'Deep Gene' and
'Deep Time'
Evolving
collaborations parse the plant family tree
By Barry
A. Palevitz
Amid
last month's hoopla over the human genome
sequence and what it says about humans, plant
biologists announced two new efforts aimed at
a firmer understanding of plant
evolution--who is related to whom and how--a
discipline better known as systematics.
Constructing evolutionary family trees is
harder than investigating personal
genealogies--biologists don't have the
equivalent of birth registrations or family
bibles to consult. Fossils tell them what
ancient plants use to look like, but placing
them in context with living organisms is
difficult at best. Even the systematics of
existing plants can be contentious, as
researchers disagree on lumping plants
together or splitting them apart in search of
the most natural taxonomy.
Scientists
liken constructing phylogenetic trees to
tracing all the branches and trunks of a real
tree, like an oak, with only characteristics
of its outermost twigs to go on. That's
because present day organisms are the sole
survivors--called "terminals" by
systematists--of multiple, diverging
lineages. However daunting the process,
researchers have made breathtaking progress
in the last 20 years, thanks to gene
sequencing. According to University of
Georgia systematist David Giannasi,
"it was a case of technology catching up
with theory." By comparing DNA sequences
such as those encoding ribosomal RNA and
chloroplast proteins, systematists redrew
large chunks of the plant taxonomic map.
A good
example of the redefining process is found in
the milkweeds, which taxonomists
traditionally placed in a family called the
Asclepiadaceae. They also thought the
milkweeds were allied with a second family,
the Apocynaceae. But based on molecular data,
"the Asclepiadaceae nests within the
Apocynaceae," says Giannasi, "so we
now know they should be lumped
together." The same is true for the
mints, thought to be in their own family just
a few years ago but now grouped with the
verbenas.
Researchers
have also clarified some of the most basal
groups in the plant family tree. They now
know that a previously obscure New Caledonian
shrub called Amborella is sister to all other
flowering plants, or Angiosperms, with water
lilies branching off the evolutionary trunk
at the same level or just above.1
They also think the gnetales, previously
considered flowering plant allies, are
probably more closely related to pines, in
the Gymnosperms.2 And horsetails
and whisk ferns, once thought to relic
descendents of early land plants, now seem
more closely tied to the true ferns.3
Feds Fertilize
Interactions
One of
the key ingredients in systematists' recipe
for success was cooperation and
communication.
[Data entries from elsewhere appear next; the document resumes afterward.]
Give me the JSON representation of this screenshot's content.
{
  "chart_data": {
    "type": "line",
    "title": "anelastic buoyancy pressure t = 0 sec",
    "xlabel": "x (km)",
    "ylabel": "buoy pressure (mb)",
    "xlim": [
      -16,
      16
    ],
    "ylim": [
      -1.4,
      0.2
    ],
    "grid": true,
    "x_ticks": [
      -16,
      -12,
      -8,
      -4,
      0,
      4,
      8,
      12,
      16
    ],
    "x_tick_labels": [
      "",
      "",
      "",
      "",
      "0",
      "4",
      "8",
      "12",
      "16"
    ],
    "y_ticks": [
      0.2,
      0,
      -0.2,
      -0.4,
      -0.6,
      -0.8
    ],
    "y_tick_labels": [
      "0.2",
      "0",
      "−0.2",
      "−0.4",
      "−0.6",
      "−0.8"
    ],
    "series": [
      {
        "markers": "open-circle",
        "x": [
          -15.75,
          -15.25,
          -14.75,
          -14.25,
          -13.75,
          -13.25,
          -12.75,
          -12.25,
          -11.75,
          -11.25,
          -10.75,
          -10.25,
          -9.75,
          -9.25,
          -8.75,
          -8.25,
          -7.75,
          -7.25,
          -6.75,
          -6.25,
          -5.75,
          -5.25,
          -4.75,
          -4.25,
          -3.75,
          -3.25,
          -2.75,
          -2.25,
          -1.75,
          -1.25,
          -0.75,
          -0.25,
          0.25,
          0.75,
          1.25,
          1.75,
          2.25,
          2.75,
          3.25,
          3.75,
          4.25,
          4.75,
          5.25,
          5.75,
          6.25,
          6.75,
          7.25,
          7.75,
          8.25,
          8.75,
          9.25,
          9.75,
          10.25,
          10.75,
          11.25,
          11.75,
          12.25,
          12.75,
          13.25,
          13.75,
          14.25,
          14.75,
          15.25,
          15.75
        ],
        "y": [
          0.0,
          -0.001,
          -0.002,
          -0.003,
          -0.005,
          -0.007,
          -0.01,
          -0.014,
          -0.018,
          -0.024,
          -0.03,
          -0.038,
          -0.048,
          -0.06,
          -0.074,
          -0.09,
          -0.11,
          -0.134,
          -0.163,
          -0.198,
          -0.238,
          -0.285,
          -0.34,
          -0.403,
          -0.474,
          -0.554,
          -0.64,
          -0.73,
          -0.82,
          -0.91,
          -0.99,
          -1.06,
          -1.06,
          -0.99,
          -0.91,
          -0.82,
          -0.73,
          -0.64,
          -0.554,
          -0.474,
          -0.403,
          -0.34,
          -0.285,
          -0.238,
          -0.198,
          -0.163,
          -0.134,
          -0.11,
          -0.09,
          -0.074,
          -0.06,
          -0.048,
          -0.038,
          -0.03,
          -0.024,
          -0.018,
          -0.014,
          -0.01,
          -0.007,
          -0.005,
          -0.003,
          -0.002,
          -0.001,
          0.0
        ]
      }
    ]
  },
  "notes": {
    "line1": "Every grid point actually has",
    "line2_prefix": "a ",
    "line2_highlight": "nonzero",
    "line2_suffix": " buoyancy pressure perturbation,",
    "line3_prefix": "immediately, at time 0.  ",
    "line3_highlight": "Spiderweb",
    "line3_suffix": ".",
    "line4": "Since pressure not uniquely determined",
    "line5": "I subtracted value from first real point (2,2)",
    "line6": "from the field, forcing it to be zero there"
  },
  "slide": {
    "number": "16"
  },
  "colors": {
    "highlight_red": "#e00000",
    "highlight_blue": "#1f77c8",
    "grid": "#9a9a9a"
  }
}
Thanks to joint funding
starting in 1994 from the U.S. Department of
Agriculture, Department of Energy, and
National Science Foundation, a consortium of
researchers called the Green Plant Phylogeny
Research Coordination Group, or Deep Green,
pooled ideas and resources in a joint plan of
attack. Machi Dilworth, head of NSF's
Division of Biological Infrastructure,
thinks, "Deep Green was one of the very
visible success stories" of the three
agency effort. "With a little support
they were able to come together and
accomplish major scientific
achievements."
NSF was
so impressed with the collaborative approach,
it decided to fund "Research
Coordination Networks" (RCNs) serving
all areas of the biological sciences. Like
Deep Green, the grants foster communication
and collaboration between scientists, but
don't directly cover research costs funded by
other programs. Two of the RCNs are scions of
Deep Green.
Systematists Dip
Into Genomics
In one
of the team projects, called Deep Gene,
systematists join forces with molecular
biologists working on entire genomes like
those of Arabidopsis and rice.4,5
By tracing suites of genes that govern
processes such as flower development, they
hope to clarify mechanisms governing major
evolutionary changes, including new
biochemical pathways and the appearance of
complex morphological characters. Sequencing
also uncovers large-scale genomic changes
including chromosomal rearrangements, which
can be invaluable in defining plant
relationships. Likewise, evolution depends on
alteration in spatial and temporal controls
governing gene activity--when and where genes
turn on and off. The new RCN hopes to
discover how gene regulation changed in the
evolution of various plant groups.
Tolerance
toward desiccation is a good example of how
traits may have appeared and disappeared
during evolution. The first plants to occupy
dry land faced a big problem compared to
their aquatic ancestors: an uncertain supply
of water. Mosses, for example, grow in moist
environments but also suffer periodic drying.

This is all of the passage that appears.